Erstgespräch

#37 Dürfen

Sie dürfen jetzt in Zimmer 1 gehen.

Zwischen Erlaubnis und Auftrag


Wenn Sie das nächste Mal in einer Arztpraxis sind, hören Sie genau zu. Wetten: Es fallen Sätze wie „Sie dürfen jetzt noch im Wartezimmer Platz nehmen.“ oder „Sie dürfen mir das hier noch unterschreiben.“

Das Wort „dürfen“ gehört zu den Modalverben.[1] Diese modifizieren die Bedeutung der Hauptverben. In unseren Beispielen werden „Platz nehmen“ und „unterschreiben“ verändert. Der Sprecher verlagert den Fokus von der Handlung auf die Erlaubnis.

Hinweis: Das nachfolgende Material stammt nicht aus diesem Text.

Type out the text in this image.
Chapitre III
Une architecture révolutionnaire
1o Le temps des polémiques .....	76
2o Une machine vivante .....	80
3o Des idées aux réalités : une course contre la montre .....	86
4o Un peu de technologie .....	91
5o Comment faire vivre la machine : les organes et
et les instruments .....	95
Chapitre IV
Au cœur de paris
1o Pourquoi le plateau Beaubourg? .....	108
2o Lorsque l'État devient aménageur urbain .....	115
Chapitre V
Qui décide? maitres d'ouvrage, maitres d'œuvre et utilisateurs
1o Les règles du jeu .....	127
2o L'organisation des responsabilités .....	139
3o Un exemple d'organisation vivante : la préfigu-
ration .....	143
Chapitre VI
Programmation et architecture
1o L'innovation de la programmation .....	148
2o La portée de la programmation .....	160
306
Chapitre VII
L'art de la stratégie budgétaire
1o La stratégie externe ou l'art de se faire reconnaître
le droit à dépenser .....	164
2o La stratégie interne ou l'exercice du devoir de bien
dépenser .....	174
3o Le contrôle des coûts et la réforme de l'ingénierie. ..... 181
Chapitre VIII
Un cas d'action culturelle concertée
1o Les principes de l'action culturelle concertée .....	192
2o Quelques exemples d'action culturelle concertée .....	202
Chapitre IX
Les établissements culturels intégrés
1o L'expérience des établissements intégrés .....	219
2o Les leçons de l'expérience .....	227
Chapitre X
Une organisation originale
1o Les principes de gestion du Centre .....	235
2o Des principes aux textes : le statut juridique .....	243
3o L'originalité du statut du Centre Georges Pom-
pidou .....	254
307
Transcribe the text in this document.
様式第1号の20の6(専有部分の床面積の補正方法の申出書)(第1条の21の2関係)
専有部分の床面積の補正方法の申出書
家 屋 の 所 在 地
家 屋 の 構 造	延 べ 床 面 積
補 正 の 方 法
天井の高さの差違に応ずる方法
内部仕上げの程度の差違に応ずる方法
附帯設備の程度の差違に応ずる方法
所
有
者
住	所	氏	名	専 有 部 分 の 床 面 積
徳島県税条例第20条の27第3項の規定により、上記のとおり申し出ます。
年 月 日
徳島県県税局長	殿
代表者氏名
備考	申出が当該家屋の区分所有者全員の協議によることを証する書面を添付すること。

Dürfen ist ein Wort der Macht zwischen Verbot und Erlaubnis. Das Erteilen von Erlaubnis und Verbot ist nur dort sinnvoll, wo es dem Sprecher zusteht. Wer etwas im Hoheitsraum des anderen erlaubt oder verbietet, überschreitet Grenzen. In hierarchischen Beziehungen und allgemein im beruflichen Kontext reagieren Menschen aus guten Gründen besonders empfindlich auf diese Übergriffe.

An folgenden Stellen passt dürfen: „Mama, darf ich ein Eis haben?“. Oder, wenn Menschen mir Hilfe anbieten: „Darf ich Sie am Arm anfassen?“

Tipp:

Verwenden Sie „dürfen“ nur, wenn die Erlaubnis für das Thema angemessen ist. Handelt es sich um einen Auftrag oder eine Bitte, dann formulieren Sie entsprechend – ohne falsche Erlaubnis.

Alternative Formulierungen:

„Bitte nehmen Sie noch einige Minuten im Wartezimmer Platz.“

„Ich brauche von Ihnen hier noch eine Unterschrift.“

Lassen Sie die gesprochene Sprache wie Musik in Ihren Ohren klingen.